SITGES 2020 (DÍA 9). COME TRUE, THE EDUCATION OF FREDRICK FITZELL
Las pesadillas cobran vida con Come True
Come True, de Anthony Scott Burns
Película canadiense de ciencia ficción con elementos de terror capaz de dividir a la audiencia por algunas soluciones estilísticas o argumentales y que quizá por eso mismo es ya uno de los títulos más populares y comentados del festival. En Come True, Sarah (Julia Sarah Stone), una adolescente con problemas de insomnio, se presta a formar parte de un experimento de estudio del sueño.
El director de Come True, Anthony Scott Burns, que ya jugó con relacionar lo tecnológico y lo sobrenatural en Our House (2018), lleva a cabo en esta película una inmersión en lo onírico, visualizado como un mundo misterioso y ceniciento, en una serie de piezas irreales e inmersivas, de una cuidada producción artística que podrían conectarse, tanto con la clásica visión surrealista daliniana como con la escultura y la instalación más contemporáneas, así como al cine de género.
Otra faceta interesante es la representación de la tecnología con intencionado estilo retro. Hay una clara referencia al cine de David Cronenberg en su sobriedad clínica y su hermetismo, y un gusto por el cable que puede recordar a Proyecto Brainstorm (1983), la oscura película sobre experimentos prohibidos de Douglas Trumbul, con alusiones explícitas a la vertiente paranoide de la obra de Philip K Dick en una película que alude a secretos temibles provenientes de un espacio neuronal profundo.
La estilosa narración de Burns se sostiene en un avance minimalista soportado por la música de sintetizadores, con una cadencia que al espectador recordará a It Follows (David Robert Mitchell, 2014), con, hay que reconocerlo, algunos altibajos o giros forzados en el guión, como los que atañen a la relación de la protagonista con el personaje de Landon Liboiron (Verdad o reto, 2018), amén de un arriesgado desenlace; pero con momentos destacables como la bella secuencia expuesta en monitores monocromos, elipsis onírica reconstruida a base de un laminado catódico.
Manuel M. López
The education of Fredrick Fitzell, de Christopher MacBride
Todos los años en el festival de Sitges hay alguna propuesta «mindfuck«, de volarte la cabeza (o al menos intentarlo) a través de paradojas temporales, de percepción extrasensorial o de realidades alternativas más allá de nuestra limitada comprensión. Películas que juegan con la lógica, muchas veces presentando distintas líneas narrativas en las que el espacio-tiempo y las dimensiones paralelas se entremezclan creando confusión, primero, y luego una aparente sensación de resolución universal a respuestas transcendentales del ser humano. Nos referimos a casos como Donnie Darko (Richard Kelly, 2001), Las vidas posibles de Mr. Nobody (Jaco Van Dormael, 2005) o La fuente de la vida (Darren Aranofsky, 2006), filmes que alcanzaron un culto casi inmediato y que se cuelan habitualmente, con mayor o menor justicia, en la listas de «mejores películas» de gran cantidad de perfiles en redes sociales. The education of Fredrick Fitzell, el segundo largometraje de Christopher MacBride, toma el estilo de todas ellas e intenta hacerse un nombre en este club por sí misma.

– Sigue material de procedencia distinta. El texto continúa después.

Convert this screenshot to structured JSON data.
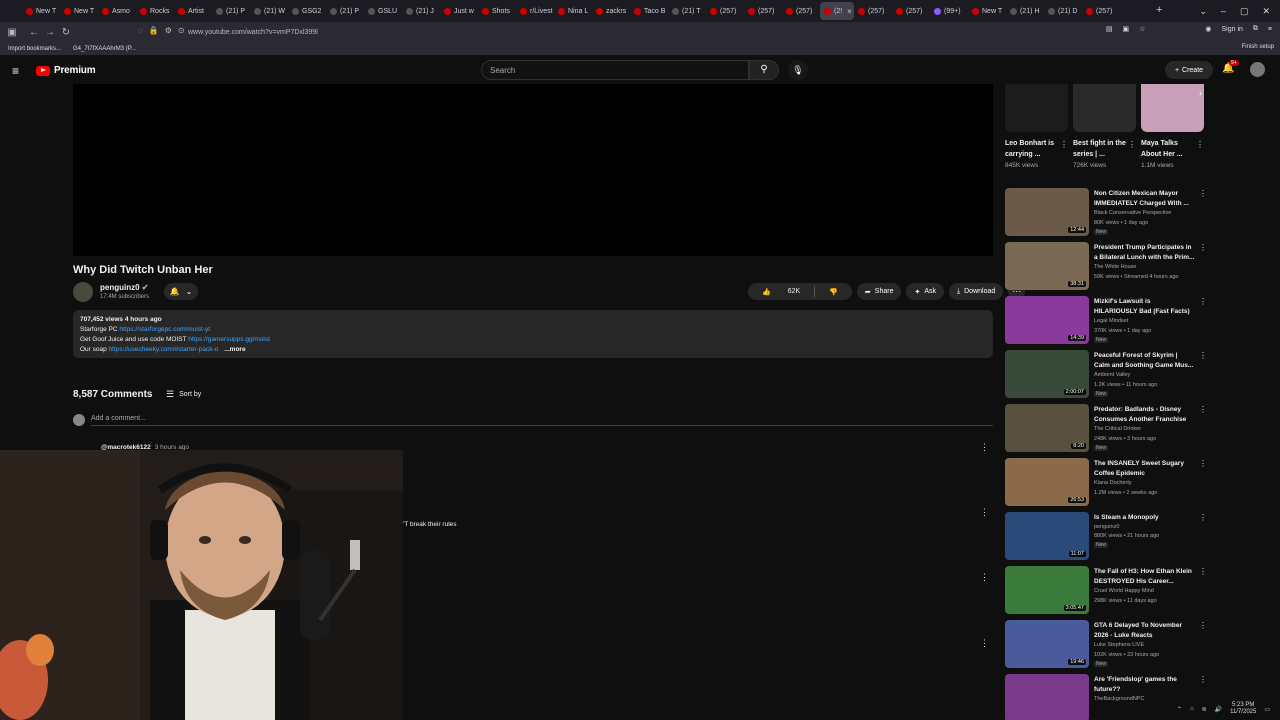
{
  "browser": {
    "tabs": [
      "New T",
      "New T",
      "Asmo",
      "Rocks",
      "Artist",
      "(21) P",
      "(21) W",
      "GSG2",
      "(21) P",
      "GSLU",
      "(21) J",
      "Just w",
      "Shots",
      "r/Livest",
      "Nina L",
      "zackrs",
      "Taco B",
      "(21) T",
      "(257)",
      "(257)",
      "(257)",
      "(2!",
      "(257)",
      "(257)",
      "(99+)",
      "New T",
      "(21) H",
      "(21) D",
      "(257)"
    ],
    "url": "www.youtube.com/watch?v=vmP7Dxl399l",
    "sign_in": "Sign in",
    "bookmarks": [
      "Import bookmarks...",
      "G4_7t7fXAAAhrM3 (P..."
    ],
    "finish_setup": "Finish setup"
  },
  "masthead": {
    "logo_text": "Premium",
    "search_placeholder": "Search",
    "create_label": "Create",
    "notif_badge": "9+"
  },
  "video": {
    "title": "Why Did Twitch Unban Her",
    "channel": "penguinz0",
    "subscribers": "17.4M subscribers",
    "likes": "62K",
    "share": "Share",
    "ask": "Ask",
    "download": "Download",
    "description": {
      "meta": "707,452 views  4 hours ago",
      "line1_prefix": "Starforge PC ",
      "line1_link": "https://starforgepc.com/moist-yt",
      "line2_prefix": "Get Goof Juice and use code MOIST ",
      "line2_link": "https://gamersupps.gg/moist",
      "line3_prefix": "Our soap ",
      "line3_link": "https://usecheeky.com/#starter-pack-o",
      "more": "...more"
    }
  },
  "comments": {
    "count": "8,587 Comments",
    "sort_label": "Sort by",
    "add_placeholder": "Add a comment...",
    "first_user": "@macrotek6122",
    "first_time": "3 hours ago",
    "first_fragment": "'T break their rules"
  },
  "shorts": [
    {
      "title": "Leo Bonhart is carrying ...",
      "views": "845K views"
    },
    {
      "title": "Best fight in the series | ...",
      "views": "726K views"
    },
    {
      "title": "Maya Talks About Her ...",
      "views": "1.1M views"
    }
  ],
  "recommendations": [
    {
      "title1": "Non Citizen Mexican Mayor",
      "title2": "IMMEDIATELY Charged With ...",
      "channel": "Black Conservative Perspective",
      "meta": "80K views • 1 day ago",
      "new": "New",
      "duration": "12:44",
      "color": "#6b5a4a"
    },
    {
      "title1": "President Trump Participates in",
      "title2": "a Bilateral Lunch with the Prim...",
      "channel": "The White House",
      "meta": "59K views • Streamed 4 hours ago",
      "new": "",
      "duration": "38:31",
      "color": "#7a6a55"
    },
    {
      "title1": "Mizkif's Lawsuit is",
      "title2": "HILARIOUSLY Bad (Fast Facts)",
      "channel": "Legal Mindset",
      "meta": "370K views • 1 day ago",
      "new": "New",
      "duration": "14:39",
      "color": "#8a3a9a"
    },
    {
      "title1": "Peaceful Forest of Skyrim |",
      "title2": "Calm and Soothing Game Mus...",
      "channel": "Ambient Valley",
      "meta": "1.2K views • 11 hours ago",
      "new": "New",
      "duration": "2:00:07",
      "color": "#3a4a3a"
    },
    {
      "title1": "Predator: Badlands - Disney",
      "title2": "Consumes Another Franchise",
      "channel": "The Critical Drinker",
      "meta": "248K views • 3 hours ago",
      "new": "New",
      "duration": "8:20",
      "color": "#5a5040"
    },
    {
      "title1": "The INSANELY Sweet Sugary",
      "title2": "Coffee Epidemic",
      "channel": "Kiana Docherty",
      "meta": "1.2M views • 2 weeks ago",
      "new": "",
      "duration": "26:53",
      "color": "#8a6a4a"
    },
    {
      "title1": "Is Steam a Monopoly",
      "title2": "",
      "channel": "penguinz0",
      "meta": "880K views • 21 hours ago",
      "new": "New",
      "duration": "11:07",
      "color": "#2a4a7a"
    },
    {
      "title1": "The Fall of H3: How Ethan Klein",
      "title2": "DESTROYED His Career...",
      "channel": "Cruel World Happy Mind",
      "meta": "298K views • 11 days ago",
      "new": "",
      "duration": "3:05:47",
      "color": "#3a7a3a"
    },
    {
      "title1": "GTA 6 Delayed To November",
      "title2": "2026 - Luke Reacts",
      "channel": "Luke Stephens LIVE",
      "meta": "102K views • 23 hours ago",
      "new": "New",
      "duration": "19:46",
      "color": "#4a5a9a"
    },
    {
      "title1": "Are 'Friendslop' games the",
      "title2": "future??",
      "channel": "TheBackgroundNPC",
      "meta": "",
      "new": "",
      "duration": "",
      "color": "#7a3a8a"
    }
  ],
  "tray": {
    "time": "5:23 PM",
    "date": "11/7/2025"
  }
}
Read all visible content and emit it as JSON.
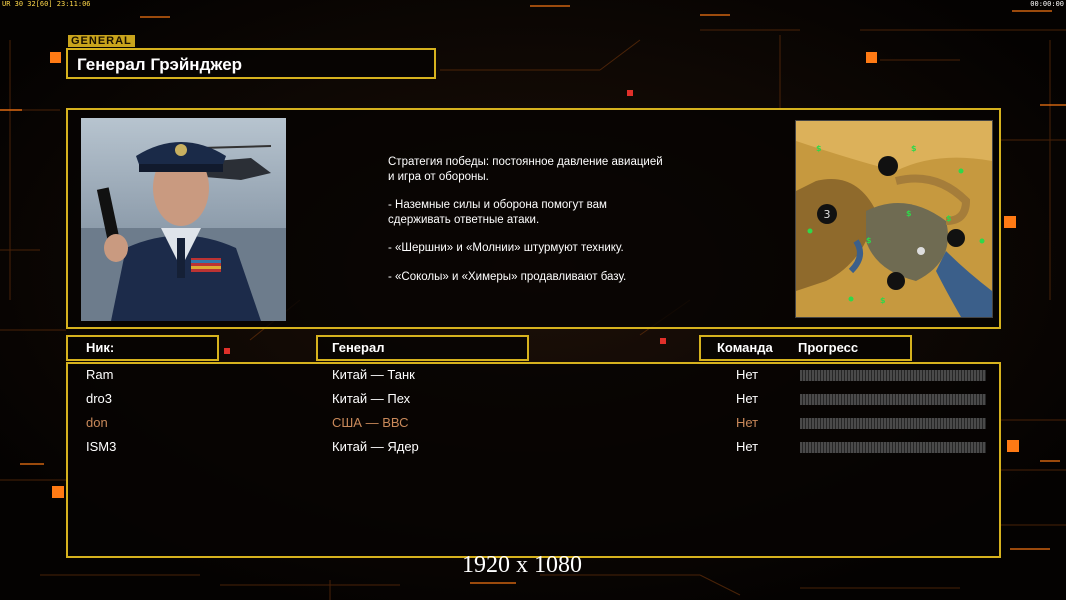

Fredrick Fitzell (Dylan O’Brien) está en un punto de su vida en el que tiene que afrontar el paso definitivo a la vida adulta socialmente convencional y aceptada: comprometerse con su novia de siempre, asentarse en un trabajo aburrido que rompe con sus inquietudes artísticas y aprender a decir a adiós a su madre, enferma terminal. Sin embargo, un encuentro fortuito con un vagabundo le trae recuerdos de su juventud, de una misteriosa chica (Mayka Monroe) que parece haber olvidado y de una droga, mercurio, que casi acaba con su futuro. Poco a poco le irán llegando imágenes de la noche que todo cambió, y comenzará a investigar qué es lo ocurrió descubriendo que su percepción de la realidad tal y como la conocemos puede estar equivocada. Alucinaciones y estados alterados de conciencia se dan la mano en un trabajo excepcional, sobre todo, de montaje (Matt Lyon) y guion (el propio MacBride), con efectos visuales sencillos pero muy llamativos y efectivos que refuerzan esa idea del tiempo como ilusión a explorar. Si hay que ponerle algún pero, sería su última media hora, donde intentar dar otra vuelta de tuerca a un concepto que ya estaba resuelto y acaba por estirar demasiado el tema, repitiendo elementos y matizando otros que habían sido bien resueltos.